For async HTML translation, text nodes are grouped into segment batches and requests are limited by `max_concurrent`.

```python
import asyncio

async def main() -> None:
    translator = LLMTranslator(
        api_key="your-api-key",
        model="gpt-4o-mini",
        max_chunk_chars=1000,
        max_concurrent=3,
    )
    result = await translator.atranslate_document(
        html_text,
        source_lang="zh-CN",
        target_lang="en",
        format="html",
    )
    print(result.text)

asyncio.run(main())
```

## Batch translation

```python
results = translator.translate_document_batch(
    ["First document.", "Second document."],
    source_lang="en",
    target_lang="zh-CN",
)

print([result.text for result in results])
```

Async batch translation preserves input order while limiting concurrency:

```python
results = await translator.atranslate_document_batch(
    documents,
    source_lang="en",
    target_lang="zh-CN",
)
```

## Glossary hints

Pass a glossary to bias term translation:

```python
result = translator.translate_document(
    text,
    source_lang="en",
    target_lang="zh-CN",
    glossary={"watch": "手表", "battery life": "电池续航"},
)
```

## Real API example

Run the included example after setting environment variables:

```bash
export OPENAI_API_KEY="your-api-key"
export OPENAI_MODEL="gpt-4o-mini"
uv run python examples/real_translation.py
```

Optional tuning:

```bash
export OPENAI_BASE_URL="https://api.openai.com/v1"
export TRANSLATE_MAX_CHUNK_CHARS="1000"
export TRANSLATE_MAX_CONCURRENT="3"
export TRANSLATE_MAX_RETRIES="2"
```

## Development

Run tests:

```bash
uv run pytest
```

Current test coverage includes text splitting, Markdown protection, client APIs, retry behavior, batch flows, async document concurrency, and HTML translation.

## Release

Publishing is handled by GitHub Actions when a version tag is pushed.

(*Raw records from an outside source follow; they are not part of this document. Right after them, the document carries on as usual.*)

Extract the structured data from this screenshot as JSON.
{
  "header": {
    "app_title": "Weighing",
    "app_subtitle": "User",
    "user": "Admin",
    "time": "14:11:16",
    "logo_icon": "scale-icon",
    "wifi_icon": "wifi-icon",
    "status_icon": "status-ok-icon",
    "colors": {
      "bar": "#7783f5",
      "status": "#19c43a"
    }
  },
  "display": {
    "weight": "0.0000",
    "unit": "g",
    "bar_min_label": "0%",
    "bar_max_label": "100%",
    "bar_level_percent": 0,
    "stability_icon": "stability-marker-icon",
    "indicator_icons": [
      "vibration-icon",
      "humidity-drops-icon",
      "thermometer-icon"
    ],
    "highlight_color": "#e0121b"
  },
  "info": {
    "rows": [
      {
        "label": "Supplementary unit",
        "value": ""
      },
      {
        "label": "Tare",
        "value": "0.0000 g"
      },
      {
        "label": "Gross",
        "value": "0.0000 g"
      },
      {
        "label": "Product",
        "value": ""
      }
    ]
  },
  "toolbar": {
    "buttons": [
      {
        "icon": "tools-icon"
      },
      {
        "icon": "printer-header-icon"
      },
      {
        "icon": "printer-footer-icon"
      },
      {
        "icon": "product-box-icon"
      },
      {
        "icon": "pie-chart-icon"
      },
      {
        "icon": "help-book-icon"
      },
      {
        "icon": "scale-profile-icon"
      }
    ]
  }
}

Before the first release, configure PyPI Trusted Publishing for this repository:

- PyPI project name: `openai-llm-translate`
- Repository owner: `yunhai-dev`
- Repository name: `llm-translate`
- Workflow name: `publish.yml`
- Environment name: `pypi`

Then create and push a version tag:

```bash
git tag v0.1.0
git push origin v0.1.0
```

The workflow runs the test suite, builds the package with `uv build`, and publishes with `uv publish`.

## Project status

This package is under active development. The current implementation focuses on robust OpenAI-compatible translation flows for text, Markdown, and HTML documents.